In order to avoid post traumatic brain diseases later in life, children under the age of thirteen should be limited to play flag football. This type of football does not diminish the overall intensity and pure joy of football. Just as John Gerdy argues, 95% of the two forms of the game yield essentially the same benefits for participants. But rather than having to literally sacrifice [their] bodies to tackle ball carriers. The essential elements of the game remain, including the beauty and athleticism, albeit without the bone crunching, brain scrambling hits, blocks, and tackles. Fans are still given the opportunity to encourage hard-working youth while knowing that these young athletes have a decreased chance of experiencing brain trauma at an early age. The AAP is a valuable association that can help change the minds of Americans by making flag football a widely known solution for preventing brain trauma in young children. Flag football helps to keep youth safe and allows the sport to remain interesting while safely preparing America’s youth to play the most famous sport.
Postponing the start of tackle football would be an excellent way of allowing preteen’s bodies and brains to fully develop. Flag football provides the same desired skills, such as team work, athletic training, and development of quick-thinking skills. It also decreases the chances of forming major brain disorders later in life that can affect behavior, mood, and even the physiological makeup of the brain.

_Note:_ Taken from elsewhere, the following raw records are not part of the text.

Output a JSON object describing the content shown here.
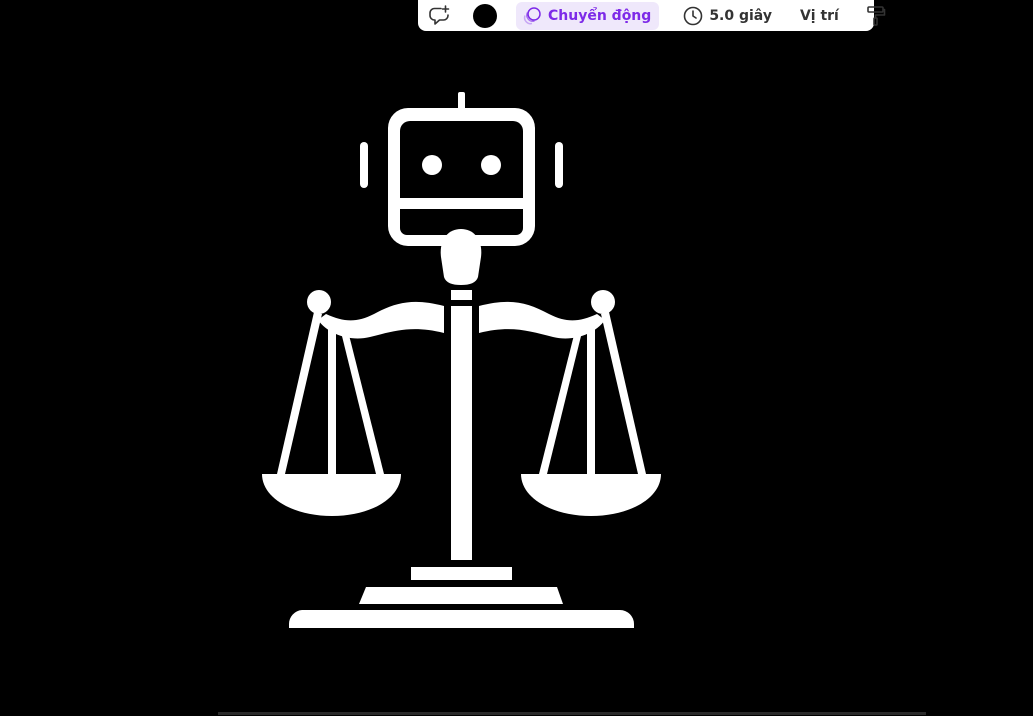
{
  "toolbar": {
    "animate_label": "Chuyển động",
    "duration_label": "5.0 giây",
    "position_label": "Vị trí",
    "color_value": "#000000",
    "accent_color": "#7d2ae8"
  },
  "canvas": {
    "background": "#000000",
    "graphic_color": "#ffffff",
    "graphic": "robot-scales-of-justice-icon"
  },
  "icons": [
    "comment-add-icon",
    "animation-icon",
    "clock-icon",
    "paint-roller-icon"
  ]
}
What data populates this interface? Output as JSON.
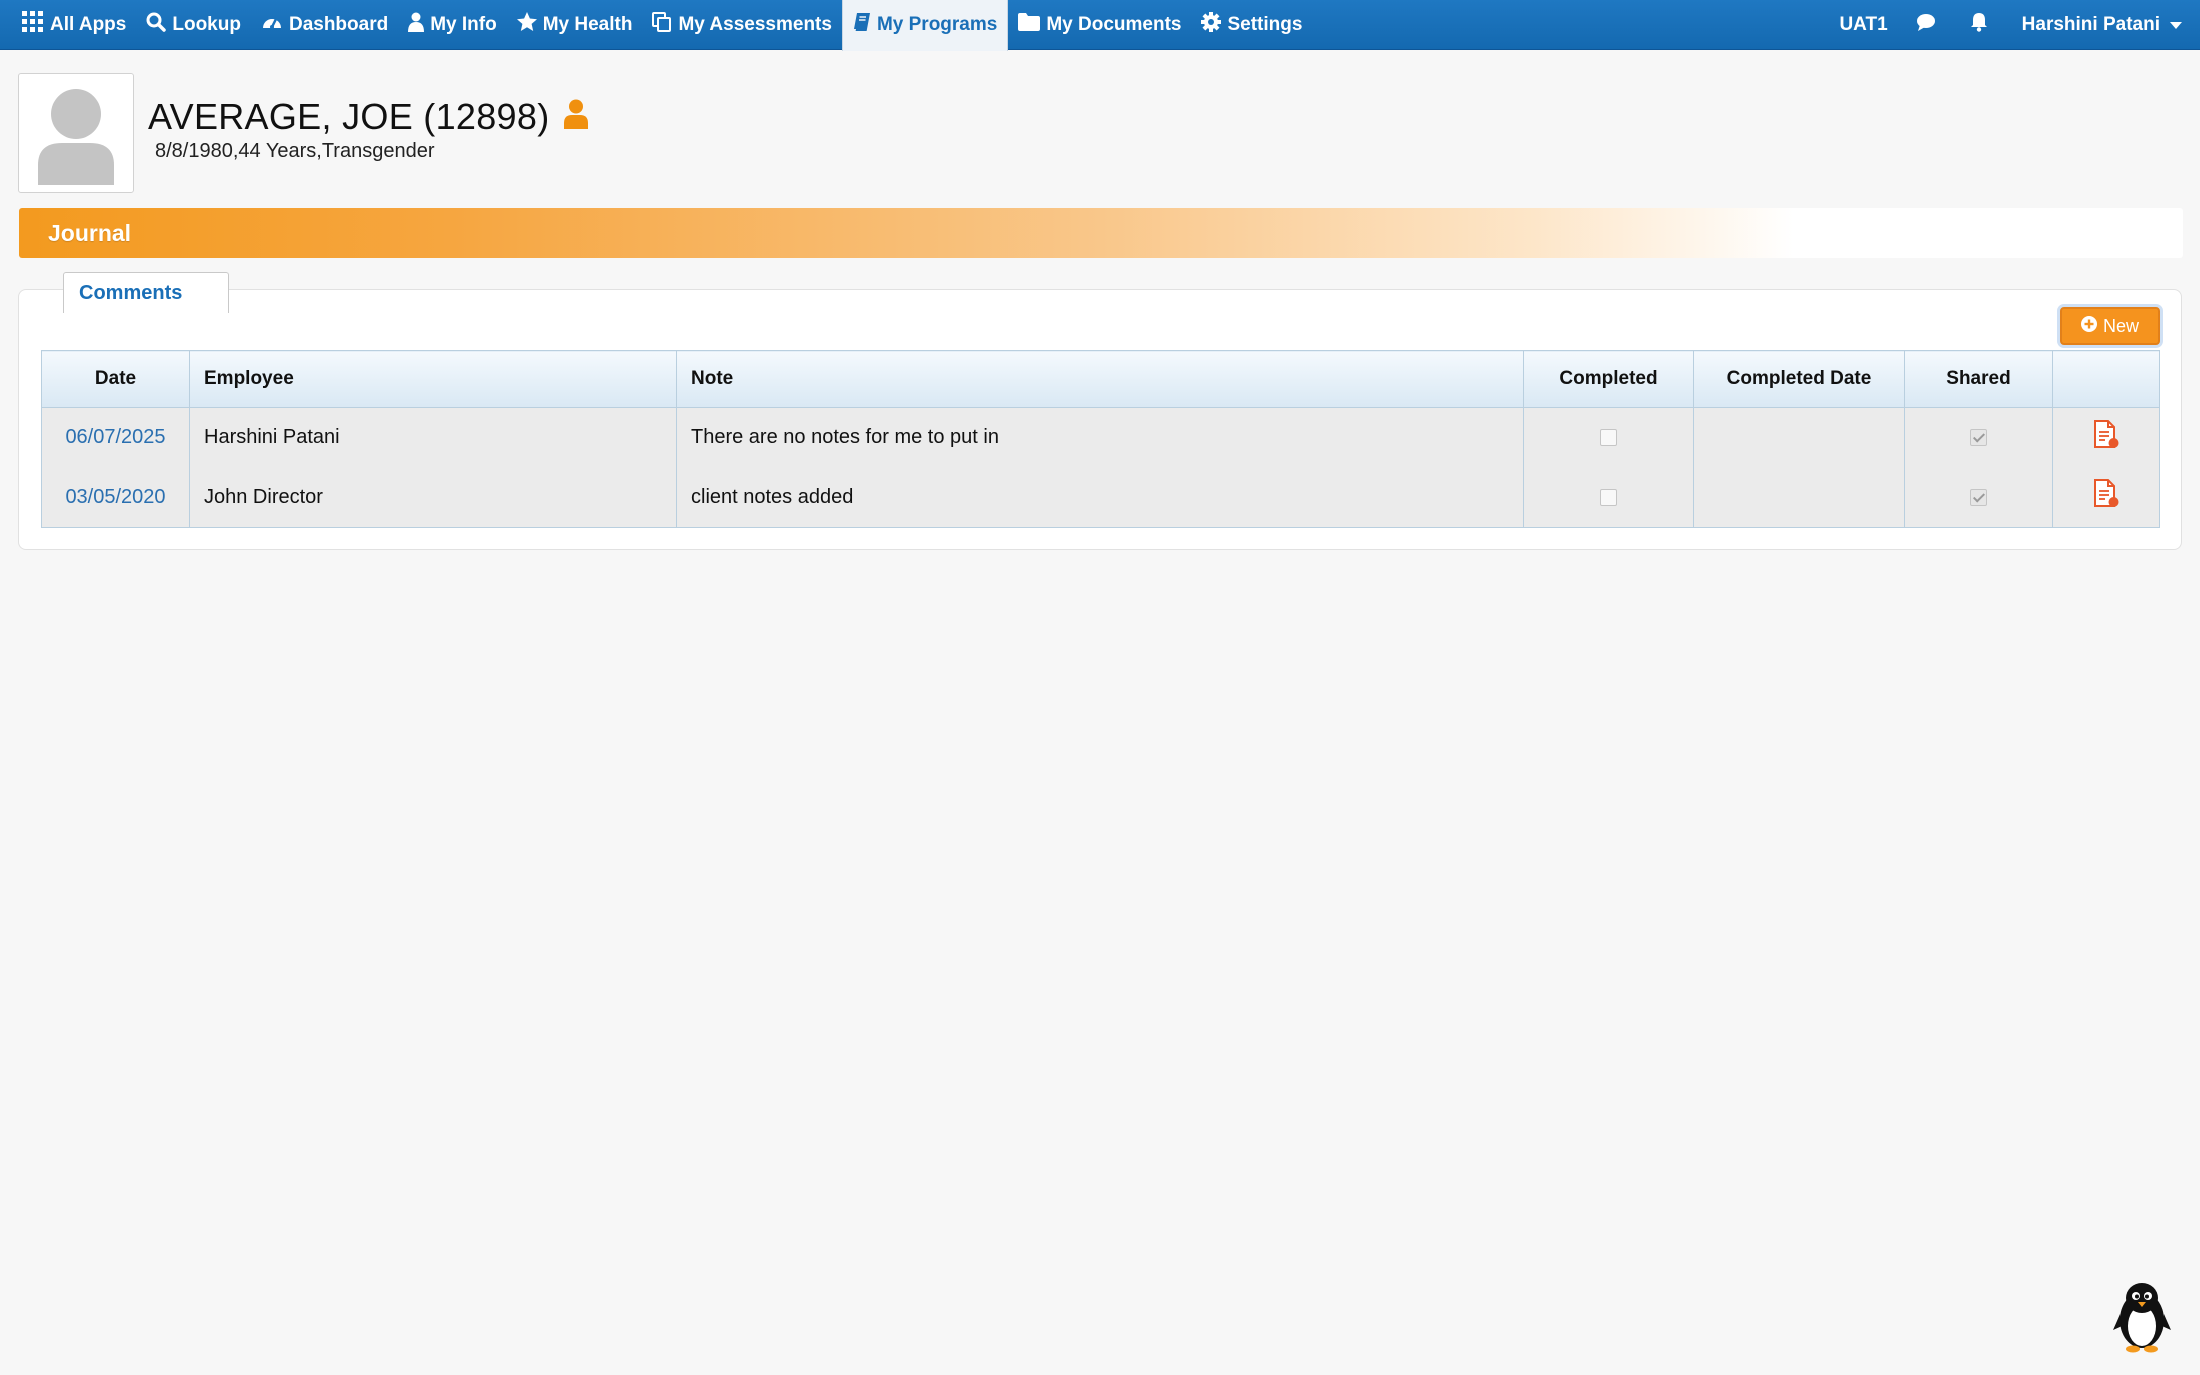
{
  "nav": {
    "items": [
      {
        "label": "All Apps",
        "icon": "grid-icon"
      },
      {
        "label": "Lookup",
        "icon": "search-icon"
      },
      {
        "label": "Dashboard",
        "icon": "dashboard-icon"
      },
      {
        "label": "My Info",
        "icon": "user-icon"
      },
      {
        "label": "My Health",
        "icon": "star-icon"
      },
      {
        "label": "My Assessments",
        "icon": "copy-icon"
      },
      {
        "label": "My Programs",
        "icon": "book-icon",
        "active": true
      },
      {
        "label": "My Documents",
        "icon": "folder-icon"
      },
      {
        "label": "Settings",
        "icon": "gear-icon"
      }
    ],
    "environment": "UAT1",
    "user": "Harshini Patani",
    "chat_icon": "chat-icon",
    "bell_icon": "bell-icon"
  },
  "client": {
    "name": "AVERAGE, JOE (12898)",
    "details": "8/8/1980,44 Years,Transgender"
  },
  "section": {
    "title": "Journal"
  },
  "tab": {
    "label": "Comments"
  },
  "toolbar": {
    "new_label": "New"
  },
  "table": {
    "columns": [
      "Date",
      "Employee",
      "Note",
      "Completed",
      "Completed Date",
      "Shared",
      ""
    ],
    "rows": [
      {
        "date": "06/07/2025",
        "employee": "Harshini Patani",
        "note": "There are no notes for me to put in",
        "completed": false,
        "completed_date": "",
        "shared": true
      },
      {
        "date": "03/05/2020",
        "employee": "John Director",
        "note": "client notes added",
        "completed": false,
        "completed_date": "",
        "shared": true
      }
    ]
  },
  "colors": {
    "nav_bg": "#1a72bc",
    "accent_orange": "#f5931e",
    "link_blue": "#2a6fb0"
  }
}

By allowing adolescent bodies to develop mentally and physically, flag football reduces the chances of developing chronic diseases. With the encouragement of the AAP, America’s most popular sport needs to make the change to allow youth under the age of thirteen to participate in flag football only due to the many risks involved. The injuries caused from early age tackle football can be life changing and even life threatening over time. If a strong recommendation were to be made to banish youth tackle football, many young lives would be spared the horrors of post traumatic brain injury.